Radiosurgery affords an acceptable risk to benefit profile for patients harboring unruptured AVMs. These findings justify further prospective studies comparing radiosurgical intervention to conservative management for unruptured AVMs 1).

2016

Data from a cohort of 2236 patients undergoing GKRS for cerebral AVMs were compiled from the International Gamma Knife Research Foundation. Favorable outcome was defined as AVM obliteration and no posttreatment hemorrhage or permanent symptomatic radiation-induced complications. Patient and AVM characteristics were assessed to determine predictors of outcome, and commonly used grading scales were assessed.

The mean maximum AVM diameter was 2.3 cm, with a mean volume of 4.3 cm3. A mean margin dose of 20.5 Gy was delivered. Mean follow-up was 7 years (range 1-20 years). Overall obliteration was 64.7%. Post-GRKS hemorrhage occurred in 165 patients (annual risk 1.1%). Radiation-induced imaging changes occurred in 29.2%; 9.7% were symptomatic, and 2.7% had permanent deficits. Favorable outcome was achieved in 60.3% of patients. Patients with prior nidal embolization (OR 2.1, p < 0.001), prior AVM hemorrhage (OR 1.3, p = 0.007), eloquent location (OR 1.3, p = 0.029), higher volume (OR 1.01, p < 0.001), lower margin dose (OR 0.9, p < 0.001), and more isocenters (OR 1.1, p = 0.011) were more likely to have unfavorable outcomes in multivariate analysis. The Spetzler-Martin grade and radiosurgery-based AVM score predicted outcome, but the Virginia Radiosurgery AVM Scale provided the best assessment.

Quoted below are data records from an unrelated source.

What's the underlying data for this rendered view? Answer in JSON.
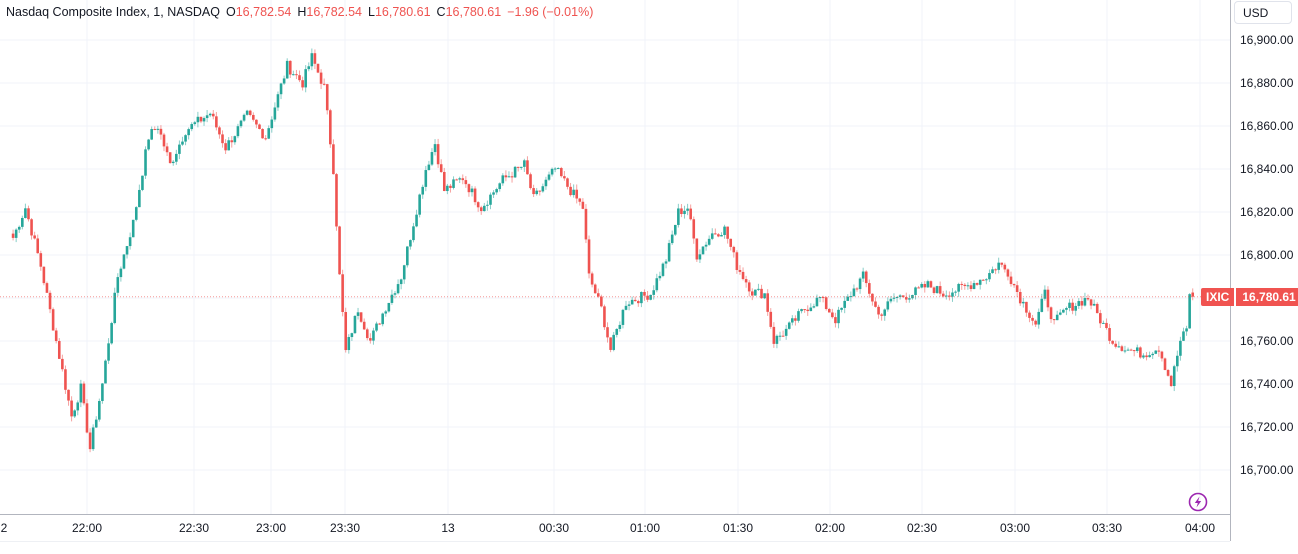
{
  "header": {
    "symbol_title": "Nasdaq Composite Index, 1, NASDAQ",
    "open_label": "O",
    "open_value": "16,782.54",
    "high_label": "H",
    "high_value": "16,782.54",
    "low_label": "L",
    "low_value": "16,780.61",
    "close_label": "C",
    "close_value": "16,780.61",
    "change": "−1.96 (−0.01%)"
  },
  "price_scale": {
    "currency_button": "USD",
    "labels": [
      "16,900.00",
      "16,880.00",
      "16,860.00",
      "16,840.00",
      "16,820.00",
      "16,800.00",
      "16,760.00",
      "16,740.00",
      "16,720.00",
      "16,700.00"
    ],
    "last_price_symbol": "IXIC",
    "last_price": "16,780.61"
  },
  "time_scale": {
    "labels": [
      "2",
      "22:00",
      "22:30",
      "23:00",
      "23:30",
      "13",
      "00:30",
      "01:00",
      "01:30",
      "02:00",
      "02:30",
      "03:00",
      "03:30",
      "04:00"
    ]
  },
  "colors": {
    "up": "#26a69a",
    "down": "#ef5350",
    "grid": "#f0f3fa",
    "last_price": "#f05350",
    "lightning": "#9c27b0"
  },
  "chart_data": {
    "type": "candlestick",
    "title": "Nasdaq Composite Index, 1, NASDAQ",
    "interval": "1 minute",
    "xlabel": "",
    "ylabel": "USD",
    "ylim": [
      16685,
      16910
    ],
    "y_ticks": [
      16700,
      16720,
      16740,
      16760,
      16780,
      16800,
      16820,
      16840,
      16860,
      16880,
      16900
    ],
    "x_ticks": [
      "22:00",
      "22:30",
      "23:00",
      "23:30",
      "13",
      "00:30",
      "01:00",
      "01:30",
      "02:00",
      "02:30",
      "03:00",
      "03:30",
      "04:00"
    ],
    "grid": true,
    "last": {
      "open": 16782.54,
      "high": 16782.54,
      "low": 16780.61,
      "close": 16780.61,
      "change": -1.96,
      "change_pct": -0.01
    },
    "approx_close_path": [
      {
        "time": "21:36",
        "close": 16808
      },
      {
        "time": "21:40",
        "close": 16822
      },
      {
        "time": "21:45",
        "close": 16795
      },
      {
        "time": "21:50",
        "close": 16760
      },
      {
        "time": "21:55",
        "close": 16725
      },
      {
        "time": "21:58",
        "close": 16738
      },
      {
        "time": "22:01",
        "close": 16710
      },
      {
        "time": "22:05",
        "close": 16740
      },
      {
        "time": "22:10",
        "close": 16790
      },
      {
        "time": "22:15",
        "close": 16815
      },
      {
        "time": "22:20",
        "close": 16855
      },
      {
        "time": "22:23",
        "close": 16860
      },
      {
        "time": "22:27",
        "close": 16842
      },
      {
        "time": "22:32",
        "close": 16858
      },
      {
        "time": "22:40",
        "close": 16866
      },
      {
        "time": "22:45",
        "close": 16850
      },
      {
        "time": "22:52",
        "close": 16865
      },
      {
        "time": "22:58",
        "close": 16855
      },
      {
        "time": "23:05",
        "close": 16888
      },
      {
        "time": "23:10",
        "close": 16880
      },
      {
        "time": "23:13",
        "close": 16892
      },
      {
        "time": "23:17",
        "close": 16878
      },
      {
        "time": "23:20",
        "close": 16840
      },
      {
        "time": "23:22",
        "close": 16790
      },
      {
        "time": "23:24",
        "close": 16755
      },
      {
        "time": "23:28",
        "close": 16775
      },
      {
        "time": "23:32",
        "close": 16760
      },
      {
        "time": "23:37",
        "close": 16776
      },
      {
        "time": "23:42",
        "close": 16790
      },
      {
        "time": "23:46",
        "close": 16815
      },
      {
        "time": "23:50",
        "close": 16840
      },
      {
        "time": "23:53",
        "close": 16852
      },
      {
        "time": "23:56",
        "close": 16830
      },
      {
        "time": "00:02",
        "close": 16836
      },
      {
        "time": "00:08",
        "close": 16822
      },
      {
        "time": "00:15",
        "close": 16835
      },
      {
        "time": "00:22",
        "close": 16842
      },
      {
        "time": "00:25",
        "close": 16826
      },
      {
        "time": "00:32",
        "close": 16840
      },
      {
        "time": "00:37",
        "close": 16830
      },
      {
        "time": "00:41",
        "close": 16822
      },
      {
        "time": "00:43",
        "close": 16790
      },
      {
        "time": "00:47",
        "close": 16775
      },
      {
        "time": "00:50",
        "close": 16756
      },
      {
        "time": "00:55",
        "close": 16778
      },
      {
        "time": "01:03",
        "close": 16782
      },
      {
        "time": "01:08",
        "close": 16798
      },
      {
        "time": "01:12",
        "close": 16820
      },
      {
        "time": "01:15",
        "close": 16822
      },
      {
        "time": "01:18",
        "close": 16800
      },
      {
        "time": "01:23",
        "close": 16810
      },
      {
        "time": "01:27",
        "close": 16812
      },
      {
        "time": "01:31",
        "close": 16795
      },
      {
        "time": "01:36",
        "close": 16783
      },
      {
        "time": "01:40",
        "close": 16782
      },
      {
        "time": "01:43",
        "close": 16760
      },
      {
        "time": "01:47",
        "close": 16765
      },
      {
        "time": "01:53",
        "close": 16775
      },
      {
        "time": "01:58",
        "close": 16780
      },
      {
        "time": "02:03",
        "close": 16770
      },
      {
        "time": "02:08",
        "close": 16782
      },
      {
        "time": "02:12",
        "close": 16790
      },
      {
        "time": "02:17",
        "close": 16772
      },
      {
        "time": "02:22",
        "close": 16780
      },
      {
        "time": "02:28",
        "close": 16782
      },
      {
        "time": "02:33",
        "close": 16786
      },
      {
        "time": "02:38",
        "close": 16782
      },
      {
        "time": "02:45",
        "close": 16785
      },
      {
        "time": "02:52",
        "close": 16790
      },
      {
        "time": "02:56",
        "close": 16796
      },
      {
        "time": "02:59",
        "close": 16792
      },
      {
        "time": "03:03",
        "close": 16780
      },
      {
        "time": "03:08",
        "close": 16768
      },
      {
        "time": "03:11",
        "close": 16782
      },
      {
        "time": "03:14",
        "close": 16768
      },
      {
        "time": "03:18",
        "close": 16775
      },
      {
        "time": "03:22",
        "close": 16778
      },
      {
        "time": "03:25",
        "close": 16780
      },
      {
        "time": "03:29",
        "close": 16770
      },
      {
        "time": "03:33",
        "close": 16760
      },
      {
        "time": "03:38",
        "close": 16756
      },
      {
        "time": "03:43",
        "close": 16754
      },
      {
        "time": "03:48",
        "close": 16757
      },
      {
        "time": "03:52",
        "close": 16740
      },
      {
        "time": "03:55",
        "close": 16760
      },
      {
        "time": "03:57",
        "close": 16765
      },
      {
        "time": "03:58",
        "close": 16782.5
      },
      {
        "time": "03:59",
        "close": 16780.61
      }
    ]
  }
}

GKRS for cerebral AVMs achieves obliteration and avoids permanent complications in the majority of patients. Patient, AVM, and treatment parameters can be used to predict long-term outcomes following radiosurgery 2). ​

1)

Ding D, Starke RM, Kano H, Lee JYK, Mathieu D, Pierce J, Huang P, Missios S, Feliciano C, Rodriguez-Mercado R, Almodovar L, Grills IS, Silva D, Abbassy M, Kondziolka D, Barnett GH, Lunsford LD, Sheehan JP. Radiosurgery for Unruptured Brain Arteriovenous Malformations: An International Multicenter Retrospective Cohort Study. Neurosurgery. 2017 Jun 1;80(6):888-898. doi: 10.1093/neuros/nyx181. PubMed PMID: 28431024.
2)

Starke RM, Kano H, Ding D, Lee JY, Mathieu D, Whitesell J, Pierce JT, Huang PP, Kondziolka D, Yen CP, Feliciano C, Rodgriguez-Mercado R, Almodovar L, Pieper DR, Grills IS, Silva D, Abbassy M, Missios S, Barnett GH, Lunsford LD, Sheehan JP. Stereotactic radiosurgery for cerebral arteriovenous malformations: evaluation of long-term outcomes in a multicenter cohort. J Neurosurg. 2016 Mar 4:1-9. [Epub ahead of print] PubMed PMID: 26943847.